Motivasyon-İlgi: Yaratıcı insanlar meraklıdır; düşünceleri işlemeyi severler. Mücadele etmek için arayıştadırlar ve bulduklarında karmaşık olanı seçerler. Yeni yollar araştırmayı severler.

Kişilik: Yaratıcı insanlar bağımsız, risk almaya yatkın, araştırmacı, maceracı

ve karışıktırlar. Aynı zamanda mükemmel bir espri anlayışına sahiptirler ve başkalarıyla bir arada olsalar bile kendilerini yalnız görürler.

Kaufman ve Beghetto (2019)’ya göre yaratıcı birey yetiştirebilmek için önce toplumun yaratıcılık ile ilgili yargılarının değiştirilmesi, yaratıcılığın eğitim ve öğretim programlarına eklenmesi son olarak da eğitimde en önemli yere sahip eğitimcilerin görevlerinin belirlenmesi gerekmektedir. Yaratıcılık denince akla sanat dallarıyla ilgili alanlar akla gelmekte ve yaratıcılık yalnızca sanatla sınırlı tutulmamalıdır. Özellikle ilköğretim ele alınırsa bu düzeyde yaratıcılık müzik ve görsel sanatlar gibi derslerle sınırlandırılmamalı, yaratıcılık var olan her alanda harekete geçirilmelidir.
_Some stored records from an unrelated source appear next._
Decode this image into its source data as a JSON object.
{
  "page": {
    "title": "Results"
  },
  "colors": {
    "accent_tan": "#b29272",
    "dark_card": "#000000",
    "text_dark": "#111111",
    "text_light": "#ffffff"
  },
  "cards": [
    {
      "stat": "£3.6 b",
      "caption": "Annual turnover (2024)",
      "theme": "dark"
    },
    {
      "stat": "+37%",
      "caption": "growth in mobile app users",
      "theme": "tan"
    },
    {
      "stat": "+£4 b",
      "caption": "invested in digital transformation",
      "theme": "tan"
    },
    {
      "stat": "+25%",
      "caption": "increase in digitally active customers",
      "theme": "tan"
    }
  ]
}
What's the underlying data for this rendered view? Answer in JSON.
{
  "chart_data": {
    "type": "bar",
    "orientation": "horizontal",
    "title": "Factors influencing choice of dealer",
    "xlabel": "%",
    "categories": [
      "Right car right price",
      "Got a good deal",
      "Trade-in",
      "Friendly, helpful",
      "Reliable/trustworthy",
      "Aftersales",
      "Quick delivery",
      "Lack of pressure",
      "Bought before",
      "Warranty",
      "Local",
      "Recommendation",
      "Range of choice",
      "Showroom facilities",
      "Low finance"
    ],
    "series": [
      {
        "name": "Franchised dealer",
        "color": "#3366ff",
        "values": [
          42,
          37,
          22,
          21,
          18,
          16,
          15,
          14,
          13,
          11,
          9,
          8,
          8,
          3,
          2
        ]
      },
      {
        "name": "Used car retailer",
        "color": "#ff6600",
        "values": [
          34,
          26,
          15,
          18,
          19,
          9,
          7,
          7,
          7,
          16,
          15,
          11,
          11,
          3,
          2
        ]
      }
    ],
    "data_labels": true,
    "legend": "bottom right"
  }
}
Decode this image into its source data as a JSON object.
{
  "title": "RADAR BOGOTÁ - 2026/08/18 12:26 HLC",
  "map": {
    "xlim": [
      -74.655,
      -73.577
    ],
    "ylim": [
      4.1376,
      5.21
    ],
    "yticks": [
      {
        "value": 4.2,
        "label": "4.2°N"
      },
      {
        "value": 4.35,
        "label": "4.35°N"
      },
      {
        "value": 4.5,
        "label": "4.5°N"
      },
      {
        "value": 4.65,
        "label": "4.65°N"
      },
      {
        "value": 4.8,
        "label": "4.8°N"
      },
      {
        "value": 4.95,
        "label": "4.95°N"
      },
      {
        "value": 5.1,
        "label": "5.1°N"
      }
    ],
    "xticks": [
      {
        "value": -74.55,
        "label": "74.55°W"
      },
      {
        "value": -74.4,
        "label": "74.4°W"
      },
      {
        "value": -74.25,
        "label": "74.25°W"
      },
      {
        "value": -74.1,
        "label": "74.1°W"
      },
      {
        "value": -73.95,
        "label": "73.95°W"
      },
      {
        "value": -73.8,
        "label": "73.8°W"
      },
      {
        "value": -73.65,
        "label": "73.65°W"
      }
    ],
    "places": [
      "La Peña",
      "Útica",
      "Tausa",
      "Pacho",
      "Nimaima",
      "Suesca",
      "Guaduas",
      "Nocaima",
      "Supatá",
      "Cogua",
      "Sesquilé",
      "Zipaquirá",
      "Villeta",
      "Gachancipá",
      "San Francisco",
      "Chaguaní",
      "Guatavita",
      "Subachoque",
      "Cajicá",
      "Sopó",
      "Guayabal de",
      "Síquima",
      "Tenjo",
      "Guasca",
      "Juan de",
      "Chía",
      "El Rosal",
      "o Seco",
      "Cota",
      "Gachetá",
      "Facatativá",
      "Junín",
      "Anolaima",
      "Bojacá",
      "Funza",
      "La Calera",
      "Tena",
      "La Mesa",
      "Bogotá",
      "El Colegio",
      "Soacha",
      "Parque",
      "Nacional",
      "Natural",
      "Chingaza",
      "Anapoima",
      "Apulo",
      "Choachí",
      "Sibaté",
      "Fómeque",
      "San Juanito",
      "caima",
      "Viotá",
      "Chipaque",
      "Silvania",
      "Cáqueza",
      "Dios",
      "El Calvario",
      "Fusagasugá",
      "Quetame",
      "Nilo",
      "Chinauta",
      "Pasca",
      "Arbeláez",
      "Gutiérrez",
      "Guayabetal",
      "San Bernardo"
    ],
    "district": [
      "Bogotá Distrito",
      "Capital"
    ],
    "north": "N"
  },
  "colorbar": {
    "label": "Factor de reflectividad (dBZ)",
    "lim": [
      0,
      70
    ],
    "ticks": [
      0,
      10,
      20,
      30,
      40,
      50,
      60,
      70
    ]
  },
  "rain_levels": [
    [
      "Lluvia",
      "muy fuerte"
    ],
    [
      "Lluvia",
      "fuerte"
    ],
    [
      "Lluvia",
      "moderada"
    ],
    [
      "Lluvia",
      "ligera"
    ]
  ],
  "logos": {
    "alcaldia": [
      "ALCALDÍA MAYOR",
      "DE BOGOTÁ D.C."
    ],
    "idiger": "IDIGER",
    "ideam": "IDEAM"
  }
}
Yaratıcı düşünme becerilerini destekleyen eğitim ortamları, bireyin etkin, öğrenmeye ve yeni konulara ilgili olmasını sağlar. Derslerde bireyin yaratıcılık düzeyine yönelik yöntem ve tekniklerin kullanılması ise bireyin tam öğrenmesini

aynı zamanda eğlenirken öğrenmesini gerçekleştirir (Balta, 2011). Bu durumda derslerde yaratıcılığa yönelik etkinliklere yer verilmesi hem bireyin tam öğrenmesini sağlayacak hem de yaratıcı düşünme becerisine katkı sağlayacaktır.

Tüm bu bilgileri ele aldığımızda bireylerin düşüncelerini açık bir şekilde ifade edebilecekleri ve yaratıcı düşüncelerini diğer bireyler ile paylaşabilecekleri yeni ve özgün ortamlar oluşturulmalıdır. Oluşturulan bu ortamlar takip altında tutulmalı ve bireylerin birbirlerinin fikirlerine saygı duymaları ve önem vermelerine dikkat edilmelidir. Bireylerin aktif olarak bulundukları bu işbirlikli ortamların, bireylere yaratıcı düşünme becerisini kazandırmada önemli bir yol olacağı düşünülmektedir (Birişçi ve Karal, 2011).